How does it work? Say you are done jamming with a buddy, so you unplug the Power Gig guitar from your amp, then head to the living room to play some Rock Band. A quick flip of a trigger, and a mold flips out, holding the strings in place, and you can then use the guitar as a controller as you shred away to your library of music games. It sounds interesting, to say the least, and there's no denying the sexy, glossy appeal of the full sized guitar.
But Power Gig isn't just a guitar/controller hybrid to use in other music games on the market; it will be released with Power Gig: Rise of the Six String, a new game that will add in features that Guitar Hero and Rock Band can't. Chords will require not only a button press, but specific strings, too.
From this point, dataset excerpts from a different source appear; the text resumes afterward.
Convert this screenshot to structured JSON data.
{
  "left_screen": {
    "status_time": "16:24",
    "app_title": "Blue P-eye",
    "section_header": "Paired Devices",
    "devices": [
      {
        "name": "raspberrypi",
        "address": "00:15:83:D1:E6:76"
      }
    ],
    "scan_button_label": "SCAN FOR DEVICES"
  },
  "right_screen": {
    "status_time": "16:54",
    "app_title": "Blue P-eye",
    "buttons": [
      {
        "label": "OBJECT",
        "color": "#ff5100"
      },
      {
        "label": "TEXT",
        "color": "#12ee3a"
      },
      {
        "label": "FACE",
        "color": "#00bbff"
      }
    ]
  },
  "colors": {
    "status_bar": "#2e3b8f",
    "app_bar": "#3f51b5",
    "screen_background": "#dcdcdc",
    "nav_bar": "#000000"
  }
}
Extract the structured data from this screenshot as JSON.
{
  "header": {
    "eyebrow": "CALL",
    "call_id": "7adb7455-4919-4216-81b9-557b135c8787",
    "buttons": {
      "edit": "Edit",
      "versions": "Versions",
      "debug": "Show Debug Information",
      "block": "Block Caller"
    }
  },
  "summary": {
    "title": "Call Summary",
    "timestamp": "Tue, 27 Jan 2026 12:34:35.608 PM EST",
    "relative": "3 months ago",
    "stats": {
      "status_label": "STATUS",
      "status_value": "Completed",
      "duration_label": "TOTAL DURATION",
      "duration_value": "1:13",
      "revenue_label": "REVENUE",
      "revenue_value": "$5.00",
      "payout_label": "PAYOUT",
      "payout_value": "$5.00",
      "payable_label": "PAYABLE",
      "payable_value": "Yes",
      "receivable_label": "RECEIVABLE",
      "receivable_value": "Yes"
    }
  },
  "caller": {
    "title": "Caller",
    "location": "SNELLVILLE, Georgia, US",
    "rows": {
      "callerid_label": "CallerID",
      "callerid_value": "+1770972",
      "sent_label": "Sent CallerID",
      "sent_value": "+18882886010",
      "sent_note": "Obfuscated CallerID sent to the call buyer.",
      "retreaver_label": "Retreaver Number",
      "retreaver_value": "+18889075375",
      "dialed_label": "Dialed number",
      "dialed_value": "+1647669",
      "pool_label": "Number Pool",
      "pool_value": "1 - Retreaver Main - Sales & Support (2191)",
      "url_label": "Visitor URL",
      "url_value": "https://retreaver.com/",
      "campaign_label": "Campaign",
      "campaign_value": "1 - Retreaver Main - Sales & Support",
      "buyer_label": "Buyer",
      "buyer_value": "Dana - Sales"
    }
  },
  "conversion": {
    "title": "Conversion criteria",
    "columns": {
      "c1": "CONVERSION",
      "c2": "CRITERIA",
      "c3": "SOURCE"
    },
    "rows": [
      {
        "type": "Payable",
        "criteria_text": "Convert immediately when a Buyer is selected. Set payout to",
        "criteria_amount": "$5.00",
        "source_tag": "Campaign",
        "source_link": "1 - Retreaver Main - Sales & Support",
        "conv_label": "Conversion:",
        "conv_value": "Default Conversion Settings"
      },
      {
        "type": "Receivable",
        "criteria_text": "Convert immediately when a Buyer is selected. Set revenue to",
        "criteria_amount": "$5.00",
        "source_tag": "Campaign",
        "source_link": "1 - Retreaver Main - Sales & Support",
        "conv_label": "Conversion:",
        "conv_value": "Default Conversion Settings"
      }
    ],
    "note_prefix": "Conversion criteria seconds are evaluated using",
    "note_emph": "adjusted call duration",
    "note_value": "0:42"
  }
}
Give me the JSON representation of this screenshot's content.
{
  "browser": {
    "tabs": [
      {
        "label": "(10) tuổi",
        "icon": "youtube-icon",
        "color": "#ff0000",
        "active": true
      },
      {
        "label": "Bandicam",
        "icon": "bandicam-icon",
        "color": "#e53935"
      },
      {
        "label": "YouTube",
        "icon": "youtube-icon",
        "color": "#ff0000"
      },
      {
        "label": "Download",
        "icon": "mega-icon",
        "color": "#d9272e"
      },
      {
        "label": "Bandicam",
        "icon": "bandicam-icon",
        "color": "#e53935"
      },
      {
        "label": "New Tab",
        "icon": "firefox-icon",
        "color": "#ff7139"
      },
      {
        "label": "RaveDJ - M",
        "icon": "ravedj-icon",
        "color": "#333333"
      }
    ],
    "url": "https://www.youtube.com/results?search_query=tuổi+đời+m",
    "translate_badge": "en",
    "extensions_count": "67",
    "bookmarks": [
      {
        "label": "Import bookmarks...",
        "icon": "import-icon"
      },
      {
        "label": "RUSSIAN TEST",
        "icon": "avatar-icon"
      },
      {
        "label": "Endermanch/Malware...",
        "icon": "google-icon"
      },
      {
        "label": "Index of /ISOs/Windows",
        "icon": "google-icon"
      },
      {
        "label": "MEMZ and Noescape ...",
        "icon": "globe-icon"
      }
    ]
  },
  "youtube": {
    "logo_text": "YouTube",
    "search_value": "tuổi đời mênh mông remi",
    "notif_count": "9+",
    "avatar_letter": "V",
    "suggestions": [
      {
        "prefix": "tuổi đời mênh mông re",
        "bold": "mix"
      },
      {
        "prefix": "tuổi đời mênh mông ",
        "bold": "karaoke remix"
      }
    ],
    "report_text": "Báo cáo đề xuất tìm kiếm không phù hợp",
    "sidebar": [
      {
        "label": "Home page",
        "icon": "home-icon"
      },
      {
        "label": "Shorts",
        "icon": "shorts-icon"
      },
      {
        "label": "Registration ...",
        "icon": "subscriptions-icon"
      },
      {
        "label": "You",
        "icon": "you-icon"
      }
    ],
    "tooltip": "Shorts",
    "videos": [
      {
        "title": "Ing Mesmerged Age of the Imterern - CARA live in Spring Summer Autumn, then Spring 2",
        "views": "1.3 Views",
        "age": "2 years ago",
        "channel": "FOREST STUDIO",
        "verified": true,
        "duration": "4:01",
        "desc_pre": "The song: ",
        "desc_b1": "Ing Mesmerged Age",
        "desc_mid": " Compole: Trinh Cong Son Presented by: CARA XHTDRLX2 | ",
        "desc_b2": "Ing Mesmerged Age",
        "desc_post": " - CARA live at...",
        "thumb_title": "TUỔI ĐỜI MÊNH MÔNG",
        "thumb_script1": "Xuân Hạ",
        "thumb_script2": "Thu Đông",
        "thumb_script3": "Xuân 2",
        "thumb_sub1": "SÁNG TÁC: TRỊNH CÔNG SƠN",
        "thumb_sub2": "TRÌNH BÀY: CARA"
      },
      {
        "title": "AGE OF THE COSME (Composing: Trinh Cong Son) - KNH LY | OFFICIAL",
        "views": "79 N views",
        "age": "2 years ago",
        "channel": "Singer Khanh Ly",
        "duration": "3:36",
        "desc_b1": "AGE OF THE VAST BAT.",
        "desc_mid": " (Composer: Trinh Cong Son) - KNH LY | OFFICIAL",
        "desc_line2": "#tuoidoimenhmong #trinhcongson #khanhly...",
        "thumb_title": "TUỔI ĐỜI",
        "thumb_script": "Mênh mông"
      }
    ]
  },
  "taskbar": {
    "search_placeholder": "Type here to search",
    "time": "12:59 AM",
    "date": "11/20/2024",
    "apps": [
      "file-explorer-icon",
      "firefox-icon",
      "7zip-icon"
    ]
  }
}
And power cords will be even more finger-tangling, approximating the difficulty of real guitar playing.
Seven45, the developers of Power Gig, don't claim that playing their game using the nifty guitar will make you a true-life rock hero, but it sure looks like the next best thing to it, as of right now, in the music game genre. I don't know if I'm interested in laying down the cash for yet another guitar, especially one that will probably be quite expensive, but you have to admire the innovation that the music game genre so desperately needs.